Article by evolutionary biologist David Sloan Wilson. Some excerpts:

“Evolutionary theory’s individualistic turn coincided with individualistic turns in other areas of thought. Economics in the postwar decades was dominated by rational choice theory, which used individual self-interest as a grand explanatory principle. The social sciences were dominated by a position known as methodological individualism, which treated all social phenomena as reducible to individual-level phenomena, as if groups were not legitimate units of analysis in their own right (Campbell 1990). And UK Prime Minister Margaret Thatcher became notorious for saying during a speech in 1987 that ‘there is no such thing as society; only individuals and families.’ It was as if the entire culture had become individualistic and the formal scientific theories were obediently following suit.”

‘Unbeknownst to me, another heretic named Elinor Ostrom was also challenging the received wisdom in her field of political science. Starting with her thesis research on how a group of stakeholders in southern California cobbled together a system for managing their water table, and culminating in her worldwide study of common-pool resource (CPR) groups, the message of her work was that groups are capable of avoiding the tragedy of the commons without requiring top-down regulation, at least if certain conditions are met (Ostrom 1990, 2010). She summarized the conditions in the form of eight core design principles: 1) Clearly defined boundaries; 2) Proportional equivalence between benefits and costs; 3) Collective choice arrangements; 4) Monitoring; 5) Graduated sanctions; 6) Fast and fair conflict resolution; 7) Local autonomy; 8) Appropriate relations with other tiers of rule-making authority (polycentric governance). This work was so groundbreaking that Ostrom was awarded the Nobel Prize in economics in 2009.”

“Multilevel selection theory, which envisions natural selection operating on a multi-tier hierarchy of units, had become more widely accepted. […] Lin’s [Ostrom’s] core design principle approach dovetailed with multilevel selection theory, which my fellow-heretics and I had worked so hard to revive. Her approach is especially pertinent to the concept of major evolutionary transitions, whereby members of groups become so cooperative that the group becomes a higher-level organism in its own right. This idea was first proposed by cell biologist Lynn Margulis (1970) to explain how nucleated cells evolved from symbiotic associations of bacteria. It was then generalized during the 1990s to explain other major transitions, such as the rise of the first bacterial cells, multicellular organisms, eusocial insect colonies and human evolution (Maynard Smith and Szathmary 1995, 1999).”
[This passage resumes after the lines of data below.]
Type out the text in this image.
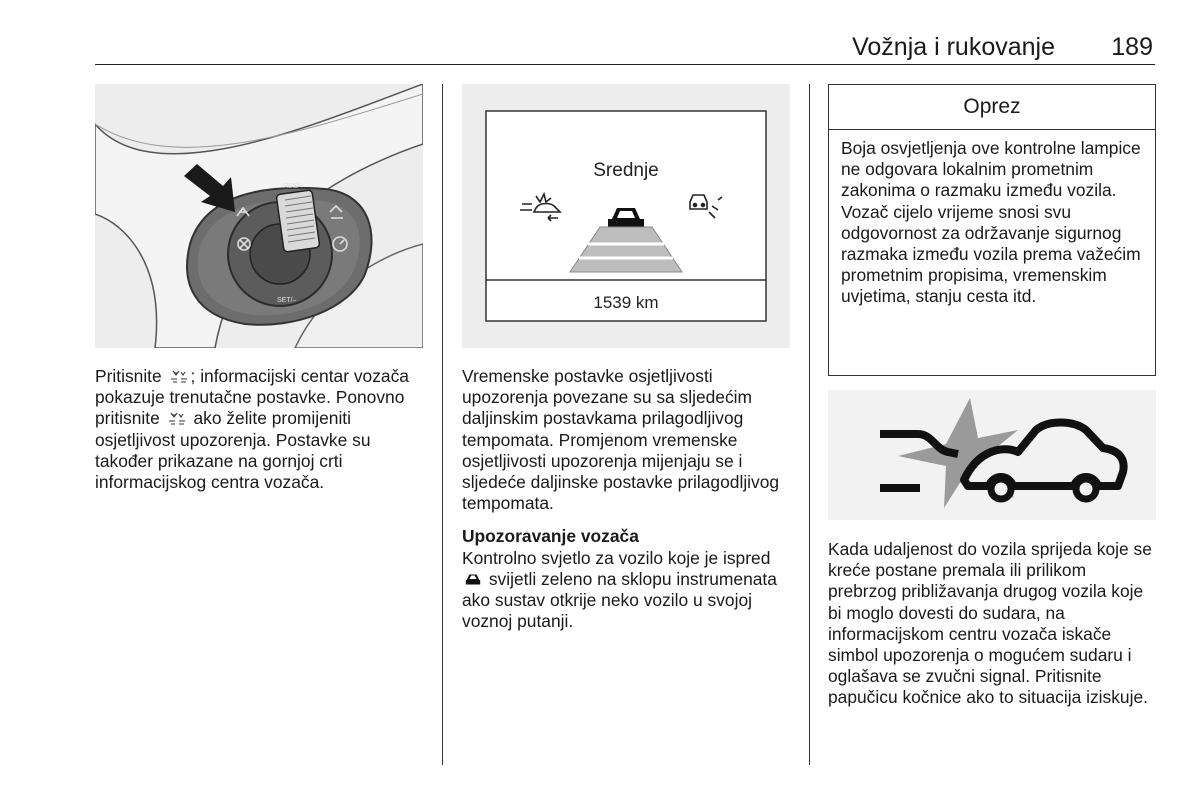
Vožnja i rukovanje 189
RES/+
SET/–

Pritisnite ; informacijski centar vozača pokazuje trenutačne postavke. Ponovno pritisnite ako želite promijeniti osjetljivost upozorenja. Postavke su također prikazane na gornjoj crti informacijskog centra vozača.

Srednje
1539 km

Vremenske postavke osjetljivosti upozorenja povezane su sa sljedećim daljinskim postavkama prilagodljivog tempomata. Promjenom vremenske osjetljivosti upozorenja mijenjaju se i sljedeće daljinske postavke prilagodljivog tempomata.

Upozoravanje vozača

Kontrolno svjetlo za vozilo koje je ispred  svijetli zeleno na sklopu instrumenata ako sustav otkrije neko vozilo u svojoj voznoj putanji.

Oprez
Boja osvjetljenja ove kontrolne lampice ne odgovara lokalnim prometnim zakonima o razmaku između vozila. Vozač cijelo vrijeme snosi svu odgovornost za održavanje sigurnog razmaka između vozila prema važećim prometnim propisima, vremenskim uvjetima, stanju cesta itd.

Kada udaljenost do vozila sprijeda koje se kreće postane premala ili prilikom prebrzog približavanja drugog vozila koje bi moglo dovesti do sudara, na informacijskom centru vozača iskače simbol upozorenja o mogućem sudaru i oglašava se zvučni signal. Pritisnite papučicu kočnice ako to situacija iziskuje.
“Lin’s design principles (DP) had ‘major evolutionary transition’ written all over them. Clearly defined boundaries (DP1) meant that members knew they were part of a group and what the group was about (e.g., fisherman with access to a bay or farmers managing an irrigation system). Proportional equivalence of costs and benefits (DP2) meant that members had to earn their benefits and couldn’t just appropriate them. Collective choice arrangements (DP3) meant that group members had to agree upon decisions so nobody could be bossed around. Monitoring (DP4) and graduated sanctions (DP5) meant that disruptive self-serving behaviors could be detected and punished. Fast and fair conflict resolution (DP6) meant that the group would not be torn apart by internal conflicts of interest. Local autonomy (DP7) meant that the group had the elbow room to manage its own affairs. Appropriate relations with other tiers of rule making authority (DP8) meant that everything regulating the conduct of individuals within a given group also was needed to regulate conduct among groups in a multi group population.”